The seventeenth-century cherubs had been, too, and the nave’s chandeliers and most of the monuments in the south aisle. “Some of them were too heavy to move, so we’ve put sandbags round them,” Mr. Humphreys said, leading her past a stairway with a chain across it and a notice: To the Whispering Gallery. Closed to Visitors.

And so much for the Whispering Gallery, Polly thought as the verger led her into the wide central crossing beneath the dome, where there was another chained staircase.

“This is the transept,” he said. “It forms the crosspiece of the cathedral.” He led her into it to show her the monument to Lord Nelson, or rather, the stack of sandbags hiding it, and several other piles of sandbags concealing statues of Captain Robert Scott, Admiral Howe, and the artist J. M. W. Turner. “The south transept is chiefly interesting for the carved oak doorcase by Grinling Gibbons, which unfortunately-”

“Has been removed for safekeeping,” Polly murmured, following him from the transept into the choir and the apse, where he pointed out the organ (removed for safekeeping), the shrouded statue of John Donne (in a shroud of sandbags in the Crypt), the High Altar, and the stained-glass windows.

“We’ve been very lucky so far,” Mr.

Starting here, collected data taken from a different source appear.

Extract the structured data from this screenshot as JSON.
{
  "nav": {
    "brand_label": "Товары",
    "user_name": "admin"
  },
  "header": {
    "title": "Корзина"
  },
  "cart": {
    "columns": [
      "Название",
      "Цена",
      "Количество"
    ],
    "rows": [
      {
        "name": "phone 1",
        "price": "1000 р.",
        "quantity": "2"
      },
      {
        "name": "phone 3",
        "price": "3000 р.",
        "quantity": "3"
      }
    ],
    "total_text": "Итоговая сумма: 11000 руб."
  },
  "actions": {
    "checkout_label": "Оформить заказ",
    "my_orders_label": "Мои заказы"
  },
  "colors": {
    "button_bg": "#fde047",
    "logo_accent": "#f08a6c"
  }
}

Humphreys said, pointing up at them. “They’re too large to board up, but we haven’t lost a single window.”

You will, Polly thought. By the end of the war they’d all have been smashed. The last one had been taken out by a V-2 that had crashed nearby.

Mr. Humphreys led her back down the other side of the choir, pointing out the buckets of water and stirrup pumps lined against the wall. “Our greatest worry is fire. The underlying structure’s of wood, and if one of the roofs were to catch fire, the lead would run down into the cracks between the stones, and they’d burst as they did when the first St. Paul’s burned. It was utterly destroyed during the Great Fire of London, when this entire part of the city burned.”

And will again three months from now, Polly thought. She wondered if Mr. Humphreys was part of the fire watch. He looked too old, but then again, the Blitz had been a war of old men and shopgirls and middle-aged women.

“But we shan’t let that happen again,” he said, answering her question. “We’ve formed a band of volunteers to keep watch for incendiaries on the roofs. I’m on duty tonight.”